In the last few weeks, we’ve seen increased talk of a hard Brexit, fostered by comments from British Prime Minister Theresa May. Here are three quick observations from a game theoretical perspective.
First, we are in the very early stages of the pre-negotiation—we’re not even in the negotiation. The negotiation will start only when the United Kingdom triggers Article 50, which is expected to happen in March 2017. The U.K. High Court also just ruled that the government cannot trigger Article 50 on its own, but rather requires parliamentary approval. While Brexit is still likely, the timeline for triggering Article 50 could be in question.
So, we are in the phase where the players are trying to send signals to each other in order to improve their would-be negotiating position. As investors, we should not interpret these signals as necessarily being each player’s actual position.

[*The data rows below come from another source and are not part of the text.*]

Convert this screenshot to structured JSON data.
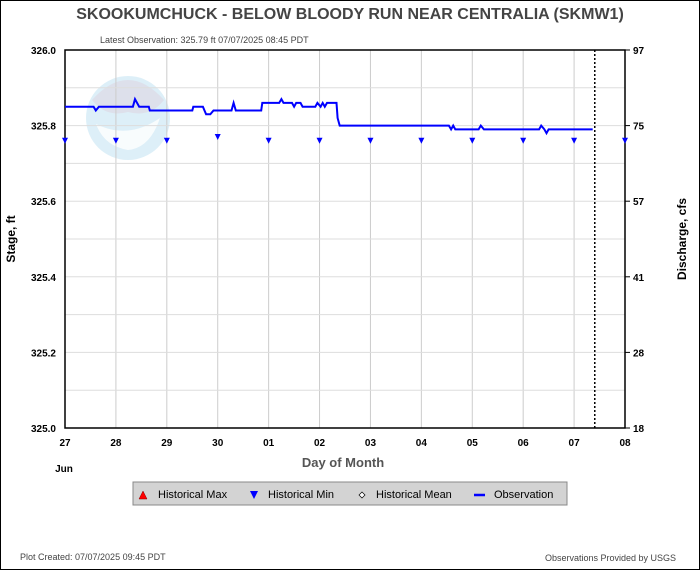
{
  "chart_data": {
    "type": "line",
    "title": "SKOOKUMCHUCK - BELOW BLOODY RUN NEAR CENTRALIA  (SKMW1)",
    "subtitle": "Latest Observation: 325.79 ft 07/07/2025 08:45 PDT",
    "xlabel": "Day of Month",
    "ylabel": "Stage, ft",
    "y2label": "Discharge, cfs",
    "month_label": "Jun",
    "xlim": [
      "2025-06-27T00:00",
      "2025-07-08T00:00"
    ],
    "ylim": [
      325.0,
      326.0
    ],
    "x_ticks": [
      "27",
      "28",
      "29",
      "30",
      "01",
      "02",
      "03",
      "04",
      "05",
      "06",
      "07",
      "08"
    ],
    "y_ticks": [
      "325.0",
      "325.2",
      "325.4",
      "325.6",
      "325.8",
      "326.0"
    ],
    "y2_ticks": [
      {
        "stage": 325.0,
        "label": "18"
      },
      {
        "stage": 325.2,
        "label": "28"
      },
      {
        "stage": 325.4,
        "label": "41"
      },
      {
        "stage": 325.6,
        "label": "57"
      },
      {
        "stage": 325.8,
        "label": "75"
      },
      {
        "stage": 326.0,
        "label": "97"
      }
    ],
    "grid": true,
    "current_time": "2025-07-07T09:45",
    "series": [
      {
        "name": "Observation",
        "color": "#0000ff",
        "points": [
          [
            "2025-06-27T00:00",
            325.85
          ],
          [
            "2025-06-27T13:30",
            325.85
          ],
          [
            "2025-06-27T14:30",
            325.84
          ],
          [
            "2025-06-27T16:00",
            325.85
          ],
          [
            "2025-06-28T08:00",
            325.85
          ],
          [
            "2025-06-28T09:00",
            325.87
          ],
          [
            "2025-06-28T11:00",
            325.85
          ],
          [
            "2025-06-28T15:30",
            325.85
          ],
          [
            "2025-06-28T16:00",
            325.84
          ],
          [
            "2025-06-29T12:00",
            325.84
          ],
          [
            "2025-06-29T12:30",
            325.85
          ],
          [
            "2025-06-29T17:00",
            325.85
          ],
          [
            "2025-06-29T18:30",
            325.83
          ],
          [
            "2025-06-29T20:30",
            325.83
          ],
          [
            "2025-06-29T22:00",
            325.84
          ],
          [
            "2025-06-30T06:30",
            325.84
          ],
          [
            "2025-06-30T07:30",
            325.86
          ],
          [
            "2025-06-30T08:30",
            325.84
          ],
          [
            "2025-06-30T20:30",
            325.84
          ],
          [
            "2025-06-30T21:00",
            325.86
          ],
          [
            "2025-07-01T05:00",
            325.86
          ],
          [
            "2025-07-01T06:00",
            325.87
          ],
          [
            "2025-07-01T07:00",
            325.86
          ],
          [
            "2025-07-01T11:00",
            325.86
          ],
          [
            "2025-07-01T12:00",
            325.85
          ],
          [
            "2025-07-01T13:00",
            325.86
          ],
          [
            "2025-07-01T15:00",
            325.86
          ],
          [
            "2025-07-01T16:00",
            325.85
          ],
          [
            "2025-07-01T22:00",
            325.85
          ],
          [
            "2025-07-01T23:00",
            325.86
          ],
          [
            "2025-07-02T00:30",
            325.85
          ],
          [
            "2025-07-02T01:30",
            325.86
          ],
          [
            "2025-07-02T02:30",
            325.85
          ],
          [
            "2025-07-02T03:30",
            325.86
          ],
          [
            "2025-07-02T08:00",
            325.86
          ],
          [
            "2025-07-02T08:30",
            325.82
          ],
          [
            "2025-07-02T09:30",
            325.8
          ],
          [
            "2025-07-04T13:00",
            325.8
          ],
          [
            "2025-07-04T14:00",
            325.79
          ],
          [
            "2025-07-04T15:00",
            325.8
          ],
          [
            "2025-07-04T16:00",
            325.79
          ],
          [
            "2025-07-05T03:00",
            325.79
          ],
          [
            "2025-07-05T04:00",
            325.8
          ],
          [
            "2025-07-05T05:30",
            325.79
          ],
          [
            "2025-07-06T07:30",
            325.79
          ],
          [
            "2025-07-06T08:30",
            325.8
          ],
          [
            "2025-07-06T10:00",
            325.79
          ],
          [
            "2025-07-06T11:00",
            325.78
          ],
          [
            "2025-07-06T12:00",
            325.79
          ],
          [
            "2025-07-07T08:45",
            325.79
          ]
        ]
      },
      {
        "name": "Historical Min",
        "color": "#0000ff",
        "marker": "triangle-down",
        "points": [
          [
            "2025-06-27T00:00",
            325.76
          ],
          [
            "2025-06-28T00:00",
            325.76
          ],
          [
            "2025-06-29T00:00",
            325.76
          ],
          [
            "2025-06-30T00:00",
            325.77
          ],
          [
            "2025-07-01T00:00",
            325.76
          ],
          [
            "2025-07-02T00:00",
            325.76
          ],
          [
            "2025-07-03T00:00",
            325.76
          ],
          [
            "2025-07-04T00:00",
            325.76
          ],
          [
            "2025-07-05T00:00",
            325.76
          ],
          [
            "2025-07-06T00:00",
            325.76
          ],
          [
            "2025-07-07T00:00",
            325.76
          ],
          [
            "2025-07-08T00:00",
            325.76
          ]
        ]
      }
    ],
    "legend": {
      "placement": "bottom",
      "items": [
        {
          "label": "Historical Max",
          "icon": "triangle-up",
          "color": "#ff0000"
        },
        {
          "label": "Historical Min",
          "icon": "triangle-down",
          "color": "#0000ff"
        },
        {
          "label": "Historical Mean",
          "icon": "diamond",
          "color": "#000000"
        },
        {
          "label": "Observation",
          "icon": "line",
          "color": "#0000ff"
        }
      ]
    }
  },
  "footer": {
    "created": "Plot Created: 07/07/2025 09:45 PDT",
    "provider": "Observations Provided by USGS"
  },
  "watermark": "NOAA"
}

Second, we should not expect the negotiation to go smoothly.
Players are trying to send signals to each other in order to improve their would-be negotiating position. As investors, we should not interpret these pre-negotiation signals as necessarily being each player’s actual position.
Imagine the difference between negotiating a prenuptial agreement and a divorce settlement. If you push too hard when negotiating a prenup, the consequences could be bad for the marriage. Therefore, the incentive of both players is not to push hard and risk tolerance is limited. But that’s completely different in a divorce settlement.
With Brexit, we are closer to a divorce settlement than to a prenuptial agreement and, therefore, we should expect a bit of tension in those negotiations. But it’s not a complete divorce settlement as the U.K. will still need to trade with the rest of the eurozone.
Finally, this negotiation is going to take a long time. There is a two-year window from the time when the negotiation is triggered and during the negotiation period there is no incentive to make early concessions. Therefore, we expect players to try to run against the end of the negotiation window in order to extract the best possible deal for themselves.
So, while Brexit outcomes will take a long time to unfold, we need to take our time to assess the incentives of the different players in the furors of the negotiation game theater.